Seperti apa konkritnya mas?

MATAN merupakan media persyarikatan yang membawa misi besar, cita cita besar, termasuk berkontribusi terhadap kemajuan peradaban, tidak bisa di pandang rendah. MATAN dengan oplah 7000 exemplar, namun memiliki pembaca minimal 10 kali lipat dari oplahnya, sebut saja kisaran 70.000 pembaca yang tersebar tidak saja di Jawa Timur tapi melintas batas, sebab kita juga telah memiliki platform digital.

MATAN pelanggannya sebagaian besar adalah institusi Amal Usaha Muhammadiyah, baik Universitas, sekaolah dasar, menengah, para pimpinan dari Tingkat ranting sampai Wilayah.

Bagaimana dengan Isi?

MATAN selalu mengangkat isu isu aktual baik lokal maupun nasional. Salah satu hal yang menjadi Intangible asset ( asset yang tak terhitung) adalah melimpahnya naras umber di internal Muhammadiyah. Baik para pakar, akademisi, aktivis, pengusaha, pejabat yang kebetulan warga Muhammadiyah memberi optimisme dan nuansa kualitas yang memberi sentuhan kualitas isi MATAN.

Bagaimana dengan harga jual atau kue iklan ?

Bahasa kami buakan harga jual tapi semacam infaq ganti ongkos cetak ha..ha,…

MATAN dibandrol 15.000/exemplar, dengan kue iklan lebih dari 20 % dari lingkup amal usaha internal maupun diluar. Yang diluar jujur belum tergarap secara profesional.

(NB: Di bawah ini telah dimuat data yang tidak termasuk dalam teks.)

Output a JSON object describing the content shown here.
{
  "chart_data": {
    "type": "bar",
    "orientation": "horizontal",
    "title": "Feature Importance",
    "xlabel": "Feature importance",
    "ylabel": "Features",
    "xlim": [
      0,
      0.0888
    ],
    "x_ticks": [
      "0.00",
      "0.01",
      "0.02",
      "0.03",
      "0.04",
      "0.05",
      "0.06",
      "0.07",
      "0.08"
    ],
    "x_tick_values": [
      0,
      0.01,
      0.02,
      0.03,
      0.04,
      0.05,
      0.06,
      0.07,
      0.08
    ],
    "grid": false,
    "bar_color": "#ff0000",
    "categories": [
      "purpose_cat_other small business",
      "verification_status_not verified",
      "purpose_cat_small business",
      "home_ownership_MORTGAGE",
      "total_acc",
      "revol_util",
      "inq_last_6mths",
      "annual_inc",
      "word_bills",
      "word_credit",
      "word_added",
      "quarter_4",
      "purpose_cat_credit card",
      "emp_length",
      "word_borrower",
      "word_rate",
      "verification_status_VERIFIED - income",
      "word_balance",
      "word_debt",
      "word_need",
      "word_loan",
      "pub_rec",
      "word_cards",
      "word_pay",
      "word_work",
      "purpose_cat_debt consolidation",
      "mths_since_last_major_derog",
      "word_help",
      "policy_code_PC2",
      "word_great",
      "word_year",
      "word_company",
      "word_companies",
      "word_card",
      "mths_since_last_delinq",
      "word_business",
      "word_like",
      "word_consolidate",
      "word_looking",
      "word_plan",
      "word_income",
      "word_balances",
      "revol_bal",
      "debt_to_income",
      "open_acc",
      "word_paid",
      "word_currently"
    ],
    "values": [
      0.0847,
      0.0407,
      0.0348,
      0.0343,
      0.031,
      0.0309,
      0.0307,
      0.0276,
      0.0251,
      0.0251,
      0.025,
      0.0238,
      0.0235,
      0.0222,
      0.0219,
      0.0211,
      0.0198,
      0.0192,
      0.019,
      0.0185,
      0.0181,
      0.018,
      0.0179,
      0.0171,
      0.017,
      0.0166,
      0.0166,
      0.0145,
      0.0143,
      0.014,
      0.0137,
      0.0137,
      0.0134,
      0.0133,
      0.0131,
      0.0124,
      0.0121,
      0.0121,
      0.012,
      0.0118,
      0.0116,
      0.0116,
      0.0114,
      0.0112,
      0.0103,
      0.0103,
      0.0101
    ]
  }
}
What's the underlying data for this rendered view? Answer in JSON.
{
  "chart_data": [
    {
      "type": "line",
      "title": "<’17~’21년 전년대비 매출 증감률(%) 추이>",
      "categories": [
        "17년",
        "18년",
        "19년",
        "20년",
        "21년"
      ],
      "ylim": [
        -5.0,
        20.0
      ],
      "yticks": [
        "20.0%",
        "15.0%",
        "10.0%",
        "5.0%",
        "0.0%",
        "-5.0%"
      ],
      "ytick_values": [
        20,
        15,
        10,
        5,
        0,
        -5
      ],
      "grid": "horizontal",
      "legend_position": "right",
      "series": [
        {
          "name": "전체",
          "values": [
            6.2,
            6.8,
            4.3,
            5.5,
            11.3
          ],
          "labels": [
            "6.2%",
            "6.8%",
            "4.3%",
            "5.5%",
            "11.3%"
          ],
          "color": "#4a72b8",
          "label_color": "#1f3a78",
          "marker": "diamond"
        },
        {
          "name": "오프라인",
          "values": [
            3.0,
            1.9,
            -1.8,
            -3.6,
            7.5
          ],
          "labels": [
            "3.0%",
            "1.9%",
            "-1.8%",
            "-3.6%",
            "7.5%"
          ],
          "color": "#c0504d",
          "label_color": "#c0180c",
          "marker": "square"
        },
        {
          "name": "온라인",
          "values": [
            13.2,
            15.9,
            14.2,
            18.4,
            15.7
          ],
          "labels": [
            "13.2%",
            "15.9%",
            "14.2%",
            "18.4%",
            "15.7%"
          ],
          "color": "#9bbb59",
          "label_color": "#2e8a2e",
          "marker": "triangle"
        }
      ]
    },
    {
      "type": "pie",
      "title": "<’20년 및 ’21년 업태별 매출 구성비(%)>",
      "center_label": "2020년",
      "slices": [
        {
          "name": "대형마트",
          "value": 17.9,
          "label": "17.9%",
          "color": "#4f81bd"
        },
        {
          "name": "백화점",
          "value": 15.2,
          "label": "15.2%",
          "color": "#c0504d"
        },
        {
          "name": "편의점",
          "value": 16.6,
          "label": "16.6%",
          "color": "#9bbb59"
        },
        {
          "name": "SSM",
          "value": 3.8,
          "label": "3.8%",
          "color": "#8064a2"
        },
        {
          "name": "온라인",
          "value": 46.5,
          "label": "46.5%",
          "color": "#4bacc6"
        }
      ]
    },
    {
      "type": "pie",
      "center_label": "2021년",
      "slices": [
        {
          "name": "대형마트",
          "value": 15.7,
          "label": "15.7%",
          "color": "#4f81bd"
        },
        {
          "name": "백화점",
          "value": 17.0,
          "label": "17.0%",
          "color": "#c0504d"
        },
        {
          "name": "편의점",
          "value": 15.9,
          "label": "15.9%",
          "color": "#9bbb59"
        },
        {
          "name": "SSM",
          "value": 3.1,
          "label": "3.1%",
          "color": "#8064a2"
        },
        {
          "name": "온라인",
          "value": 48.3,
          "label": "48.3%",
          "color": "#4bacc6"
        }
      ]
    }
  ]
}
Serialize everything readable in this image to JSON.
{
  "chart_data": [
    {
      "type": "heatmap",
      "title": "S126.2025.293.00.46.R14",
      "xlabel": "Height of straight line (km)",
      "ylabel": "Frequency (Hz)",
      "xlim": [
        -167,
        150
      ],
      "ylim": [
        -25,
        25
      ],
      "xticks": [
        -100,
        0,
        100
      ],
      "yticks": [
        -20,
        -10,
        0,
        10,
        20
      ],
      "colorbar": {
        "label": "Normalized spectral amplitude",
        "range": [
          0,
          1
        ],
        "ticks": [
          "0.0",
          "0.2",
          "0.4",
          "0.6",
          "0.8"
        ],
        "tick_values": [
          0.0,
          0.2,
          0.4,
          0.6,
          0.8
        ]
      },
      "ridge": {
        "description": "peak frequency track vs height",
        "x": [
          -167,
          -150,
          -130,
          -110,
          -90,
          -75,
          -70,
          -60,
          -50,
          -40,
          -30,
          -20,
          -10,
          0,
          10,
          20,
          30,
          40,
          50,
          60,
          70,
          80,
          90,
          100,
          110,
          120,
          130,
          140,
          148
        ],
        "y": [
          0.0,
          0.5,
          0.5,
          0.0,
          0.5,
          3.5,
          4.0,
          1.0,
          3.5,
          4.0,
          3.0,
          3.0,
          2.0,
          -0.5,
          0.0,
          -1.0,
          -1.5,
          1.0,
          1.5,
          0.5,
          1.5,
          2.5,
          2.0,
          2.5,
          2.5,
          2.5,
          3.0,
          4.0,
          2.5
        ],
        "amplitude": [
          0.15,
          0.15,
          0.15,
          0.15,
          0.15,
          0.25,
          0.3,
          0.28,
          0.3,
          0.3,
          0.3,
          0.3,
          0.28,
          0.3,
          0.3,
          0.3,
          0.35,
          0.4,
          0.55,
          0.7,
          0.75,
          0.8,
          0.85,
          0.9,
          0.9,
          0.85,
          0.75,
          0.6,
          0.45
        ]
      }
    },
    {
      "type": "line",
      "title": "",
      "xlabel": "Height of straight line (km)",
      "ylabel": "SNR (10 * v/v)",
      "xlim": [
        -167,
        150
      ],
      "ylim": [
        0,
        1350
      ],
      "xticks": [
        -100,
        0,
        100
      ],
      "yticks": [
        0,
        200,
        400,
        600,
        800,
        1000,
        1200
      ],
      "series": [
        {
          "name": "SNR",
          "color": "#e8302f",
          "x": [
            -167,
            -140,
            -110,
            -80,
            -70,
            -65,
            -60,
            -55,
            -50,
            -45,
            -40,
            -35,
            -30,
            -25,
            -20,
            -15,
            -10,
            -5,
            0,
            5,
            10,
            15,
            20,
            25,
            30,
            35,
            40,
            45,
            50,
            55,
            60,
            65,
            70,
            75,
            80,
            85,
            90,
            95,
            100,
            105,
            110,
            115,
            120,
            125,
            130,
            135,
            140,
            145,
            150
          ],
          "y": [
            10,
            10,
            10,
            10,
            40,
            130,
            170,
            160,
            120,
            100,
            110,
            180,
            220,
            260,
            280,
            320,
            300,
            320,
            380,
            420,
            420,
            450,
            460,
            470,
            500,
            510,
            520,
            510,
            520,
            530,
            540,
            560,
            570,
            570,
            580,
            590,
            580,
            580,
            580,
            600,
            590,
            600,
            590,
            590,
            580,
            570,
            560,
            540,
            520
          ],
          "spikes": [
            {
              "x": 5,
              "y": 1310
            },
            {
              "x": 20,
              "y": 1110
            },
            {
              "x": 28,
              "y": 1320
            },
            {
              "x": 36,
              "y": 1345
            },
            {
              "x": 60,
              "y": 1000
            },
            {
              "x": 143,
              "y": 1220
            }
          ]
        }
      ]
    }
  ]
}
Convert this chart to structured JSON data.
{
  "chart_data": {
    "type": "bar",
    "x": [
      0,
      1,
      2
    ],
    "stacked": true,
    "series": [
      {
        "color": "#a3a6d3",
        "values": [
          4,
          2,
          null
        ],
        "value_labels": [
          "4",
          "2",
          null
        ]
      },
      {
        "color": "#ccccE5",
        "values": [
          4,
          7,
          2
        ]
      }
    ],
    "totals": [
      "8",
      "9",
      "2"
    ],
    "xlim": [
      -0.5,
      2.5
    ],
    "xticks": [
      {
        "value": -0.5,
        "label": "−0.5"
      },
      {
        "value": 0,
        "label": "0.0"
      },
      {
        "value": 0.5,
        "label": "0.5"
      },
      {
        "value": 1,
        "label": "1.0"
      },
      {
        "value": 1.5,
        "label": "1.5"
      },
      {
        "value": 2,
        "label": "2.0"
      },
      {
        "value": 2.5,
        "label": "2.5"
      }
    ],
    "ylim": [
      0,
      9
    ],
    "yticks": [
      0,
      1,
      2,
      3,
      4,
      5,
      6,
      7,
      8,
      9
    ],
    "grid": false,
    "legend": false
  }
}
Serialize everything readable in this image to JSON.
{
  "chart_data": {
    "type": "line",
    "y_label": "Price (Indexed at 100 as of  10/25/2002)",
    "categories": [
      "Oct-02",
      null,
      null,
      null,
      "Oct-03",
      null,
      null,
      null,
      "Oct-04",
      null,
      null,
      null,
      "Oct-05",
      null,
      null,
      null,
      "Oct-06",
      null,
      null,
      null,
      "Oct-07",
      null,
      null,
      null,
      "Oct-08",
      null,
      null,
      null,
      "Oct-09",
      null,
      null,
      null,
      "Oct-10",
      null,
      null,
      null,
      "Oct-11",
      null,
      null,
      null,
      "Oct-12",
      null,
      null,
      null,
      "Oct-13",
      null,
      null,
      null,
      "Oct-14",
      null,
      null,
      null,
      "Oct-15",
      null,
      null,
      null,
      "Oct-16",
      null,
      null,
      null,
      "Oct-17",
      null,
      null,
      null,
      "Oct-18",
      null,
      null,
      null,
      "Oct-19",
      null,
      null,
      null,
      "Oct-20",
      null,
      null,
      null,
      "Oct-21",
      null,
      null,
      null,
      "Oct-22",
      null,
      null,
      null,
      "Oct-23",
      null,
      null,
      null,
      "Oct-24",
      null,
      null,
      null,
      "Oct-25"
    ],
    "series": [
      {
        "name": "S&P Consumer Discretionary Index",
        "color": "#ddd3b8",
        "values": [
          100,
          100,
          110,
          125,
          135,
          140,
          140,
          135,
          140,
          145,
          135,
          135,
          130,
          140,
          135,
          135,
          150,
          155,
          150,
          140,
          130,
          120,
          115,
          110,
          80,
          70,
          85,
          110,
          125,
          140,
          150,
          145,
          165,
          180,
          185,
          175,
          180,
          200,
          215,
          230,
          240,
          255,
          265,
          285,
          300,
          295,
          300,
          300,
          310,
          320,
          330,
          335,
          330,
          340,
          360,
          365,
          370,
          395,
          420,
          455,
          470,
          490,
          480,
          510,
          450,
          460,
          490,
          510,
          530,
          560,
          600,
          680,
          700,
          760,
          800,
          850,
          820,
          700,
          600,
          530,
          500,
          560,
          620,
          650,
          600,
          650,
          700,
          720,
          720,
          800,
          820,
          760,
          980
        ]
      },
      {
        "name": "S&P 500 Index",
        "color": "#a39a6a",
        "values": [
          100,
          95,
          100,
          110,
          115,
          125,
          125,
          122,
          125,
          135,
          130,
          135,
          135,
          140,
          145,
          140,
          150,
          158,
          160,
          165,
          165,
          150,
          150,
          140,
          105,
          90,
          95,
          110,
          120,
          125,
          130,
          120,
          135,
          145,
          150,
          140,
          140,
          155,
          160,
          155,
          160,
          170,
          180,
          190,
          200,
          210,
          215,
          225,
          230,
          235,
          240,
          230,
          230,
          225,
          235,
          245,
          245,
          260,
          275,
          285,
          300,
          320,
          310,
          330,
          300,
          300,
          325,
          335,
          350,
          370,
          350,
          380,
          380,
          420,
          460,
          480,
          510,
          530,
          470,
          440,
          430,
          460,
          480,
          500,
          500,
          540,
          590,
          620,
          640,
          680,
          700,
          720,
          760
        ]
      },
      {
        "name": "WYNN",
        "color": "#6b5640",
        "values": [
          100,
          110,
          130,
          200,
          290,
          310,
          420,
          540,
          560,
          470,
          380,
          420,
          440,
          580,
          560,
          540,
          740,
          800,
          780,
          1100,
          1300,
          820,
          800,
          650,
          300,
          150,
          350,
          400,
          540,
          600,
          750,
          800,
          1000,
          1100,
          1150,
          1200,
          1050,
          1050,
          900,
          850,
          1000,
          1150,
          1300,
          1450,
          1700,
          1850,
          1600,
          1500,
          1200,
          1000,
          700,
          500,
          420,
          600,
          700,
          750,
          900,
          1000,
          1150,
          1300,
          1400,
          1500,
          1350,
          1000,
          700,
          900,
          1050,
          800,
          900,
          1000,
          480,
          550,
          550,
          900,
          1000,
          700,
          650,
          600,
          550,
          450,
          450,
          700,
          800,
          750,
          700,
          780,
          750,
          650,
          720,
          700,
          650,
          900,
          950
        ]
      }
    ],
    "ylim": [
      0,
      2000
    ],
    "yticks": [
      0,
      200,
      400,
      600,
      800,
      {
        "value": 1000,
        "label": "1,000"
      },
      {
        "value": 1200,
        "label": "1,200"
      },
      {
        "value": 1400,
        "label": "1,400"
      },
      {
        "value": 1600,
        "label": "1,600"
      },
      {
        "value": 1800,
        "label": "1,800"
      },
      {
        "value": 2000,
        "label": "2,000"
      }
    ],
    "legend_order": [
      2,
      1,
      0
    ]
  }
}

Soal background bagaimana Mas?

Saya sedari muda sudah malang melintang di dunia literasi dan jurnalis. Pernah di Media Prospek, Surabaya Post dan paling lama di Jakarta Post, media yang terbit berbahasa inggris. Jadi di masa setengah muda ha..ha.. gini Allah masih memberi kesempatan di dunia yang bagi saya tidak asing tentu sangat saya syukuri.

Tapi ada nuansa yang berbeda saat di media massa umum dulu. Menurutku di media komunitas justru lebih komples. Sebab kita di tuntut tetap kritis namun tidak nabrak aturan organisasi, bersikap kritis tapi moderat. Tidak memihak namun seimbang. Memebri edukasi bukan mengintimidasi. Jadi saat sidang redaksi lebih seru di banding di media massa umum. Itu sih menurut hemat saya.

Kalau Soal Jurnalisme Konstruktif itu seperti apa?

Sebelum masuk ke sana saya ingin mengingatkan kembali bahwa dulu Alvin Tofler pernah memprediksi akan terjadi De Mass Media. Nah sekarang terbukti kan?

Mass media yang besar tiba tiba tumbang, tapi yang kecil kecil tapi seksi macam media komunitas malah makin eksis. Bagi kita di internal Muhammmadiyah khususnya MATAN, daya dan sikap kritis adalah niscaya bahkan harus. Namun memberikan gagasan alternatif dan Solusi yang tidak tunggal akan memberi wawasan lebih kepada khazanah pembaca. Di persyarikatan itu gudangnya pakar, para professor, Doktor nah tugas kita memberi sajian tambahan yang menyangkut hal hal praktis yang terkadang luput dari perhatian beliau beliau.

Kita sama sekali tidak mempertentangkan dunia praktisi dan akademisi justru mengkolaborasikan menjadikan hal yang makin memperkaya khazanah pemikiran. Dan yang terpenting MATAN harus mampu dan istiqomah menjadi salauran informasi, aspirasi dan gagasan baru yang inovatif.